列女傳卷二 秦穆公姬

出自

  • 穆姬は秦穆公の夫人で、晉獻公の娘。太子申生の同母の姉であり、惠公とは異母の関係にあった。賢く義に厚い人柄であった。

晉惠公と秦の対立

  • 獻公が太子申生を殺し、他の公子たちを追放したとき、惠公(公子夷吾)は梁へ逃れた。獻公の死後、惠公は秦の力を借りて即位した。即位にあたり、穆姬は「公族は君主の根本である」と述べて他の公子たちを迎え入れるよう惠公に進言したが、惠公は用いず、さらに秦への約束(賂)にも背いた。
  • 晉が飢饉になり秦に穀物を求めると秦はこれを与えたが、後に秦が飢饉になり晉に求めても晉は与えなかった。秦はついに兵を挙げて晉と戦い、晉君(惠公)を捕らえて連れ帰った。
  • 秦穆公が「先祖の廟を掃き清め、晉君を見えさせよう」と言うと、これを聞いた穆姬は太子罃、公子宏、娘の簡璧とともに喪服をまとい薪を敷いて出迎え、穆公に「天が災いを下し、両君が玉帛で会うことなく戦を起こすに至りました。婢子(わたくし)ら姉妹が至らず、君命を辱めました。晉君が朝に入れば、婢子は夕べに死にます。どうかお考えください」と告げた。
  • 穆公は恐れて晉君を靈臺に留め置いた。大夫たちは晉君を都に入れるよう求めたが、穆公は「晉君を捕らえた功で帰るところを、喪をもって帰るのでは何のためか分からない」と述べ、晉君の宿舎を改めて七牢(牛羊豚各七頭)を贈って送り返した。
  • のち穆姬が死に、その弟である重耳が秦に入ると、秦は重耳を晉に送り、これが晉文公となった。太子罃は母(穆姬)の恩を思い、その舅(重耳)を見送って詩を作り、「我送舅氏、曰至渭陽、何以贈之、路車乘黃」と詠んだ。

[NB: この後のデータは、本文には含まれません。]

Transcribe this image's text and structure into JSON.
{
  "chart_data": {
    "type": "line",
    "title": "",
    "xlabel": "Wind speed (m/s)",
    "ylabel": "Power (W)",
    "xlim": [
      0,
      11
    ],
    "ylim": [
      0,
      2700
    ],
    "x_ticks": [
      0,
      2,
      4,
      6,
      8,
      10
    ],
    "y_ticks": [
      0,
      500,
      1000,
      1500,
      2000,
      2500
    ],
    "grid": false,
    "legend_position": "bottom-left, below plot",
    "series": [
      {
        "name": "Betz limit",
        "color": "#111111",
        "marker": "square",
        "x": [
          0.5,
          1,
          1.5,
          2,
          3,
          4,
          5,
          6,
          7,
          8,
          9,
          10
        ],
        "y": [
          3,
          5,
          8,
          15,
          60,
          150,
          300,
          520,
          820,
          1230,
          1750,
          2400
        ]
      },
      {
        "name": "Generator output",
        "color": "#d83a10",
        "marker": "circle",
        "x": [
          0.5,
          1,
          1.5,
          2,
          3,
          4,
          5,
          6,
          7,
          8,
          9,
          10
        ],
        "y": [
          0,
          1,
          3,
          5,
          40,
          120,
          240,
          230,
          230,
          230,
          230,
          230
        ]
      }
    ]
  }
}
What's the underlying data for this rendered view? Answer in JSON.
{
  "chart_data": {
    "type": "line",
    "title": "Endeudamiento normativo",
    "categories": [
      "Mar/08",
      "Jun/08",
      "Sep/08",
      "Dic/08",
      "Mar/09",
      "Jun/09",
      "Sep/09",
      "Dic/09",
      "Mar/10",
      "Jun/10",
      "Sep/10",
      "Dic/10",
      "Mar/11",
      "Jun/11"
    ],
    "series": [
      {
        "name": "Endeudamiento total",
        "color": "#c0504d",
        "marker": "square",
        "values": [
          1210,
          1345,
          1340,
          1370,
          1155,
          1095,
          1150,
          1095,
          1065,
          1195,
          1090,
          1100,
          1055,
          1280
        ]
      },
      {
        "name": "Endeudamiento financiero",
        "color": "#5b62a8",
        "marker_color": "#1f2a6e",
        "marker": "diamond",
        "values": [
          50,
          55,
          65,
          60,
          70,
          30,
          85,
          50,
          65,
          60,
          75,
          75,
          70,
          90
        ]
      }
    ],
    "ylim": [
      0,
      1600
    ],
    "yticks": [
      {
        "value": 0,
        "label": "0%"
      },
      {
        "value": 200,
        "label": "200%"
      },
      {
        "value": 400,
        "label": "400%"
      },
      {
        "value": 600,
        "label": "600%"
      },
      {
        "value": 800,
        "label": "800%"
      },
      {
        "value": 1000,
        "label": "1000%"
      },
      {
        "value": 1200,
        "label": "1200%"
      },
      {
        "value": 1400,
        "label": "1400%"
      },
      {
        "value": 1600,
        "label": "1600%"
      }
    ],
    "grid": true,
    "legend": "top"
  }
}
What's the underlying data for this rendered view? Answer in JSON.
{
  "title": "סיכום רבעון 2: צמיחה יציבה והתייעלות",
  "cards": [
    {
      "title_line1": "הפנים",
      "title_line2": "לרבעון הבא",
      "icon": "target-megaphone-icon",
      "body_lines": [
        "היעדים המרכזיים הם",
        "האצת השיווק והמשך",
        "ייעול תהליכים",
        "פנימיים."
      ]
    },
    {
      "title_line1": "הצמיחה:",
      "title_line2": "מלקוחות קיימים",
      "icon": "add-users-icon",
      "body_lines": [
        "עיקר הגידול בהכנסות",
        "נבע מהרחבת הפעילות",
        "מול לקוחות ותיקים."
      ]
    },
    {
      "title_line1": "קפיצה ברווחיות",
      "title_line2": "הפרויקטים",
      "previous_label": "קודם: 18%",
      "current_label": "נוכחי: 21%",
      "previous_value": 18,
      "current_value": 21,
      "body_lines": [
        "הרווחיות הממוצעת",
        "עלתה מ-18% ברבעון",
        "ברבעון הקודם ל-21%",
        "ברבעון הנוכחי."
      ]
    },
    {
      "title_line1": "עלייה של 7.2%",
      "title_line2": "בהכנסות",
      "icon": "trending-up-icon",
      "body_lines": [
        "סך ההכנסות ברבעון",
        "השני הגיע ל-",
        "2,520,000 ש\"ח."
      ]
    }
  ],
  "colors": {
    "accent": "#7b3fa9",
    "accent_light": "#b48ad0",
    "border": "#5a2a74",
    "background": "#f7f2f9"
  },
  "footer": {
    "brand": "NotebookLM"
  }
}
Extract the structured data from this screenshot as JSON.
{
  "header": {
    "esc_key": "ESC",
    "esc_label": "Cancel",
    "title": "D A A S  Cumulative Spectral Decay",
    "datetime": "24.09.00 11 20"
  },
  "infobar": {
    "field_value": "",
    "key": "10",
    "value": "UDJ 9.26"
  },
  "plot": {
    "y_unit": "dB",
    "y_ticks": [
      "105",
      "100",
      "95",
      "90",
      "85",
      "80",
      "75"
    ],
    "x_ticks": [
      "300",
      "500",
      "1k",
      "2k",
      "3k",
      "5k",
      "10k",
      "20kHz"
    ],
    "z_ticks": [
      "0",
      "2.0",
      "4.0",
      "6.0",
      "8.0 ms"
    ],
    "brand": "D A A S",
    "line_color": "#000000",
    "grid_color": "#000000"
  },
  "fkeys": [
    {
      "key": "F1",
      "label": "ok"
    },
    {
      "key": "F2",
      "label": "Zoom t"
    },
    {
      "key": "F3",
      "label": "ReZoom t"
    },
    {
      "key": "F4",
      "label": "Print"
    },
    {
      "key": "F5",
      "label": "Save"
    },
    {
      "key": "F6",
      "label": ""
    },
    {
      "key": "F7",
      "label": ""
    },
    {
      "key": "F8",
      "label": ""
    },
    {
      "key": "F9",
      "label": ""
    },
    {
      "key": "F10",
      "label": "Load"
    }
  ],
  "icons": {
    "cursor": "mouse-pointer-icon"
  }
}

  • 君子は「慈母は孝子を生む」と言った。詩に「敬慎威儀、維民之則」とあるのは穆姬をいう。

史論

  • 頌にいう。秦穆公の夫人は晉惠公の姉であった。秦が晉君を捕らえると、夫人は涙を流し、救えないことを痛んでみずから死のうとした。穆公はこれを義として、その弟(惠公)を釈放した。